Coron, Palawan’s Pristine Dark Skies

Here are some night-sky images taken during our recent visit to Coron, Palawan, one of the country’s top tourist destination, known for its pristine beaches and crystal clear waters.

Coron_Palawan_MilkyWay_Westown
Image of the Milky Way taken in Coron, Palawan, at around 4 am on March 8, 2014 using a Canon 600D and an 18-55 mm kit lens, set at 18 mm, f/3.5, ISO 3200. The camera was mounted on a tripod and was pointed approximately 45 degrees above the southern horizon, at 30 seconds exposure.

Here is another photo taken at the viewing deck atop Mt.

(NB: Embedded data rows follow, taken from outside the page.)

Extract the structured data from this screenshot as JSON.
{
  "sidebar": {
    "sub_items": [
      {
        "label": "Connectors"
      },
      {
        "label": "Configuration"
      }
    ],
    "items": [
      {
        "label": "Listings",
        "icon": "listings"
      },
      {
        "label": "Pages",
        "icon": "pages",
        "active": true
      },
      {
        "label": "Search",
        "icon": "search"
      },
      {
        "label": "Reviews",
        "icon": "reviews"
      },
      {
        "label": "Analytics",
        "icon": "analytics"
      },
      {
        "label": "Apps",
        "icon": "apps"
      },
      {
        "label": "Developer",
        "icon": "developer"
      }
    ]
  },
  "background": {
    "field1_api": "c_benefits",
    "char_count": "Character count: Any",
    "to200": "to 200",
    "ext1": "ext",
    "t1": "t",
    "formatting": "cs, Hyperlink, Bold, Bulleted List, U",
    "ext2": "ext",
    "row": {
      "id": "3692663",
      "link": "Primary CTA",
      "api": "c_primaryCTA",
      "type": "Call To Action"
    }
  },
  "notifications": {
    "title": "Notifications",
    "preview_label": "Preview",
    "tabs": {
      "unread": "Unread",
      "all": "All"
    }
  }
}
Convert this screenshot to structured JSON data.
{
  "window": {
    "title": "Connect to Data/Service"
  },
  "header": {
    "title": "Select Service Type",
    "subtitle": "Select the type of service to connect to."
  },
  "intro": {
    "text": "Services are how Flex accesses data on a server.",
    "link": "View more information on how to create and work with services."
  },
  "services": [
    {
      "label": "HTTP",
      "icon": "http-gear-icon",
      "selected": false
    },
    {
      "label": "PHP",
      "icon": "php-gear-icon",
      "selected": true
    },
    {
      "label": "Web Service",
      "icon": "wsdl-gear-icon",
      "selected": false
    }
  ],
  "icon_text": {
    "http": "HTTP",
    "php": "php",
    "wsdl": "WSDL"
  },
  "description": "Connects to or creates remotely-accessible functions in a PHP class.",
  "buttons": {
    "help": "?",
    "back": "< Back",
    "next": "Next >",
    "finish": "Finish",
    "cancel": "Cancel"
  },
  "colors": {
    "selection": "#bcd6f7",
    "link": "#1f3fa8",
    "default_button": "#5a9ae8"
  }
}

Tapyas, a hill situated at the center of Coron’s town proper. It was a long climb taking all 742 steps, but once we have reached the top, it was all worth the effort because we were greeted with one of the best views of the Milky Way we have seen to date.

Coron_Palawan_MilkyWay_MountTapyas
Milky Way taken at Mt. Tapyas, in Coron, Palawan, at around 4 am on March 9, 2014 using a Canon 600D and an 18-55 mm kit lens, set at 18 mm, f/3.5, ISO 1600. The camera was mounted on a tripod and was pointed approximately 45 degrees above the southern horizon, and was exposed for 30 seconds.

Aside from the sea and the sand, Coron also offers pristine dark skies that will definitely impress anyone who loves to gaze at the stars above. To learn how to take photos like these using a DSLR, click here.

For tutorials on how to get started with astrophotography, click here.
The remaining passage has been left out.